Bereits jetzt habe man Verträge abgeschlossen mit Telco-Größen wie T-Mobile oder China Mobile.
Seit März am Start, bietet ­FFlix insgesamt zwölf verschiedene Kanäle, unter anderem in UHD (4k), und ein riesiges UHD (4k) Video on Demand-Angebot. Die FFlix Smart-TV App kann man dank der Kooperation mit großen Smart-TV-Herstellern wie Samsung und LGE gleich auf der ersten Seite in deren App-Store finden.

Smart-TV-Oberfläche

„Wir konzentrieren uns stark auf die Smart-TV-Oberfläche, und das ist eine Riesenkraft. Allein Samsung hat in Österreich eine Mio. Smart-TV-Geräte verkauft, und dann kommen noch andere Produzenten wie LG, Panasonic oder Sony dazu”, so Lisowski über die komfortable Situation, die technische Reichweite seines Angebots allein durch den Verkauf von TV-Geräten, auf deren Smart-TV-Oberfläche die eigene App dank der Kooperation von TV-Herstellern, die dafür einen Share an den Abo-Gebühren bekommen, steigern zu können.

Global schätzt Lisowski den aktuellen Stand bei Smart-TV-Geräten auf bis zu 400 Mio. weltweit, allein 2017 kommen geschätzte 250 Mio. neue Smart-TVs dazu, und 2020 wird es in allen Haushalten mit hohem und mittlerem Einkommen Smart-TV-Geräte geben, die das verbesserte 4g, 5g und MBB, mobiles Breitbandinternet, verwenden werden. Auf deren Oberfläche könnte rein theoretisch überall FFlix installiert sein.

Lokale Inhalte und Sprachen

Um Content attraktiv zu halten, plant Lisowski neben dem derzeitigen Angebot auch weitere lokalisierte Inhalte in der jeweiligen Sprache. „Wir wollen hier eine Community entwickeln, einen eigenen Shopping-Kanal, bei dem man direkt über einen Touchscreen noch während einer Präsentation in den Online-Shop gelangen kann. So eine eCommerce-Lösung gibt es auf der ganzen Welt noch nicht – wir entwickeln sie”, so Lisowski.
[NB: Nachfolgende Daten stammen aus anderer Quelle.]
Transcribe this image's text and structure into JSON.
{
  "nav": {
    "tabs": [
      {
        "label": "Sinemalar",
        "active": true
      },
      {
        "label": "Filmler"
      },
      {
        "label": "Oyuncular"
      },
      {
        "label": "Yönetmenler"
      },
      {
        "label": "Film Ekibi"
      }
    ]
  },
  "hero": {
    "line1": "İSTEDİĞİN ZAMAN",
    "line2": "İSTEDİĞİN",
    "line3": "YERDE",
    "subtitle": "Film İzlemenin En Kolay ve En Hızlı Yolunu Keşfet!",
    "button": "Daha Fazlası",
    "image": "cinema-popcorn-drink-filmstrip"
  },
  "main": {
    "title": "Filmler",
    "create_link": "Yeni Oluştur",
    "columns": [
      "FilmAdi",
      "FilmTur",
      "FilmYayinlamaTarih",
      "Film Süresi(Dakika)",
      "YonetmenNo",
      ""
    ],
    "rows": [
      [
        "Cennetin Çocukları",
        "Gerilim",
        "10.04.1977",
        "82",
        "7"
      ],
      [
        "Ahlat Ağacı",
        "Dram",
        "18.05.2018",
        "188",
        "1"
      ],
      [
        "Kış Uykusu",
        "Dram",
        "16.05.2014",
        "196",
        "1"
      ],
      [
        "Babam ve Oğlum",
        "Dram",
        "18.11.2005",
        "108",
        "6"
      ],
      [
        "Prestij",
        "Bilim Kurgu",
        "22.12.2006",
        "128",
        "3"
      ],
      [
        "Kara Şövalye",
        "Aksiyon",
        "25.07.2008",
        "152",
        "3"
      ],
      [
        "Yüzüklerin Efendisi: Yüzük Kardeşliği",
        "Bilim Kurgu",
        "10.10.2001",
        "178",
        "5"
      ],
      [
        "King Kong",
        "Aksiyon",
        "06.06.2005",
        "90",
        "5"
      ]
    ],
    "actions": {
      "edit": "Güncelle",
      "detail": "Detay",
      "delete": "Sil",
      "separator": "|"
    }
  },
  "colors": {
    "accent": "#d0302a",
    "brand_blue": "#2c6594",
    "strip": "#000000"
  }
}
Durch all diese Aktivitäten werde auch der Wert des Gesamtunternehmens und damit die Anteile jener, die nun investieren wollen, steigen, so Lisowski. Laut dem Unternehmens-Gründer sei man derzeit bei einer Bewertung von 800 Mio. €. „Das ist der Wert unserer Marke, bewertet durch Euro-Brand, Stand 2017. Dieser Wert könnte sich dank unserer Aktivitäten auf mehrere Milliarden erhöhen”, so Lisowski.